I have never seen "IANAL" ... in fact I just figured out what it meant (my bad). Personally, I almost never use an additional disclaimer. However, there have been times when I've seen really good questions that appear to be seeking actual specific legal advice. As an attorney, the rules of ethics necessitate that if I give legal advice to someone in a back and forth (Q & A) manner, without creating an attorney client relationship (carrying with it all sorts of duties and privileges), it is incumbent on me to ensure they realize, without question, that I am not creating that type of relationship. Because of that, there are times (not often) that I have felt compelled to explicitly make clear to them that this is what I am doing.
This is especially important when I am giving an answer that (I think) fully addresses their question, but as a lawyer I can clearly see that the question they asked should necessitate a whole host of other questions that are relevant and important to their particular issue, and that I would obviously address with them if they were my client.

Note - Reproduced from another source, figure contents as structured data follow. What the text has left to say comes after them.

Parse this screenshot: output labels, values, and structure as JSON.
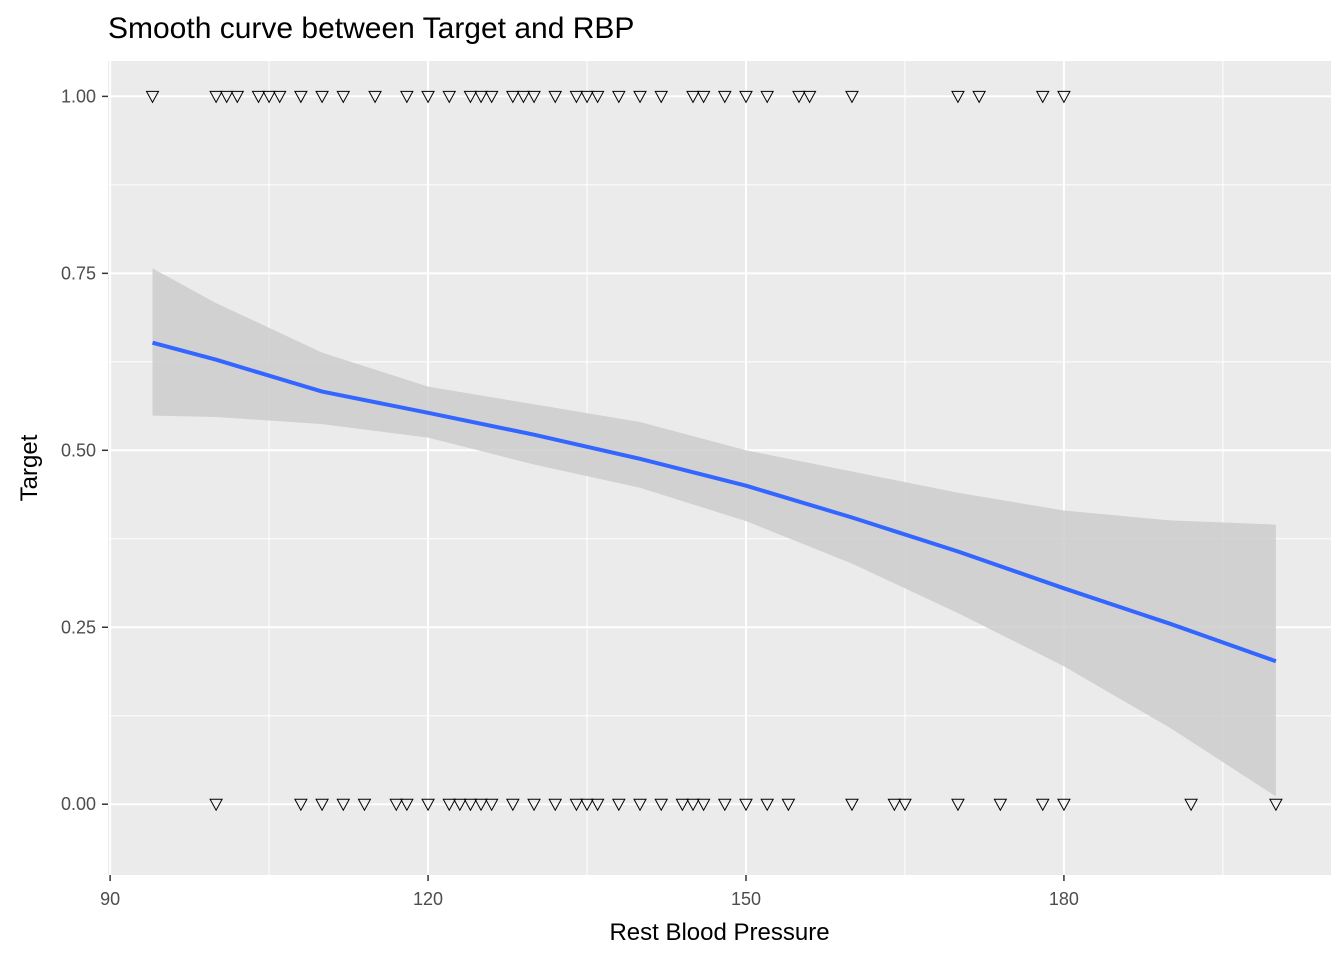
{
  "chart_data": {
    "type": "scatter",
    "title": "Smooth curve between Target and RBP",
    "xlabel": "Rest Blood Pressure",
    "ylabel": "Target",
    "xlim": [
      89.8,
      205.2
    ],
    "ylim": [
      -0.1,
      1.05
    ],
    "x_ticks": [
      90,
      120,
      150,
      180
    ],
    "x_tick_labels": [
      "90",
      "120",
      "150",
      "180"
    ],
    "y_ticks": [
      0,
      0.25,
      0.5,
      0.75,
      1.0
    ],
    "y_tick_labels": [
      "0.00",
      "0.25",
      "0.50",
      "0.75",
      "1.00"
    ],
    "grid": true,
    "panel_background": "#ebebeb",
    "grid_color": "#ffffff",
    "series": [
      {
        "type": "scatter",
        "marker": "down-triangle",
        "points": [
          [
            94,
            1
          ],
          [
            100,
            1
          ],
          [
            101,
            1
          ],
          [
            102,
            1
          ],
          [
            104,
            1
          ],
          [
            105,
            1
          ],
          [
            106,
            1
          ],
          [
            108,
            1
          ],
          [
            110,
            1
          ],
          [
            112,
            1
          ],
          [
            115,
            1
          ],
          [
            118,
            1
          ],
          [
            120,
            1
          ],
          [
            122,
            1
          ],
          [
            124,
            1
          ],
          [
            125,
            1
          ],
          [
            126,
            1
          ],
          [
            128,
            1
          ],
          [
            129,
            1
          ],
          [
            130,
            1
          ],
          [
            132,
            1
          ],
          [
            134,
            1
          ],
          [
            135,
            1
          ],
          [
            136,
            1
          ],
          [
            138,
            1
          ],
          [
            140,
            1
          ],
          [
            142,
            1
          ],
          [
            145,
            1
          ],
          [
            146,
            1
          ],
          [
            148,
            1
          ],
          [
            150,
            1
          ],
          [
            152,
            1
          ],
          [
            155,
            1
          ],
          [
            156,
            1
          ],
          [
            160,
            1
          ],
          [
            170,
            1
          ],
          [
            172,
            1
          ],
          [
            178,
            1
          ],
          [
            180,
            1
          ],
          [
            100,
            0
          ],
          [
            108,
            0
          ],
          [
            110,
            0
          ],
          [
            112,
            0
          ],
          [
            114,
            0
          ],
          [
            117,
            0
          ],
          [
            118,
            0
          ],
          [
            120,
            0
          ],
          [
            122,
            0
          ],
          [
            123,
            0
          ],
          [
            124,
            0
          ],
          [
            125,
            0
          ],
          [
            126,
            0
          ],
          [
            128,
            0
          ],
          [
            130,
            0
          ],
          [
            132,
            0
          ],
          [
            134,
            0
          ],
          [
            135,
            0
          ],
          [
            136,
            0
          ],
          [
            138,
            0
          ],
          [
            140,
            0
          ],
          [
            142,
            0
          ],
          [
            144,
            0
          ],
          [
            145,
            0
          ],
          [
            146,
            0
          ],
          [
            148,
            0
          ],
          [
            150,
            0
          ],
          [
            152,
            0
          ],
          [
            154,
            0
          ],
          [
            160,
            0
          ],
          [
            164,
            0
          ],
          [
            165,
            0
          ],
          [
            170,
            0
          ],
          [
            174,
            0
          ],
          [
            178,
            0
          ],
          [
            180,
            0
          ],
          [
            192,
            0
          ],
          [
            200,
            0
          ]
        ]
      },
      {
        "type": "line",
        "color": "#3366ff",
        "x": [
          94,
          100,
          110,
          120,
          130,
          140,
          150,
          160,
          170,
          180,
          190,
          200
        ],
        "y": [
          0.652,
          0.628,
          0.583,
          0.553,
          0.522,
          0.488,
          0.45,
          0.405,
          0.357,
          0.305,
          0.255,
          0.202
        ]
      },
      {
        "type": "confidence-band",
        "color": "#cccccc",
        "x": [
          94,
          100,
          110,
          120,
          130,
          140,
          150,
          160,
          170,
          180,
          190,
          200
        ],
        "upper": [
          0.757,
          0.708,
          0.638,
          0.59,
          0.565,
          0.54,
          0.5,
          0.47,
          0.44,
          0.415,
          0.401,
          0.395
        ],
        "lower": [
          0.549,
          0.547,
          0.537,
          0.518,
          0.48,
          0.447,
          0.4,
          0.34,
          0.27,
          0.195,
          0.108,
          0.011
        ]
      }
    ]
  }
}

But since they aren't, I don't know if they've already dealt with and have recognized those issues, and it's not really my place or the correct forum to ask.
Since someone can click on my profile and read that I am an attorney, if I feel like they may rely too much on my answer/advice without knowing that a whole bunch of other issues exist by mere virtue of my profession, and I want to make sure they know not to rely on that answer alone, I have added additional disclosures. I apologize if this has ever offended or annoyed!
Just a note: I think that the specific disclosure about not relying on the advice on here could be more visible than it is. Especially for this particular community dealing with legal issues, this could be more important, as opposed to other SE communities where it's not as relevant. And since the APP doesn't have the disclosure at all (at least not that I've seen).
If that additional disclosure bothers people, generally, then I'm not sure what the best course of action is, short of either making a rule against it, or making it their problem to just deal with. I can see how it could be annoying if someone puts that every time they answer a question.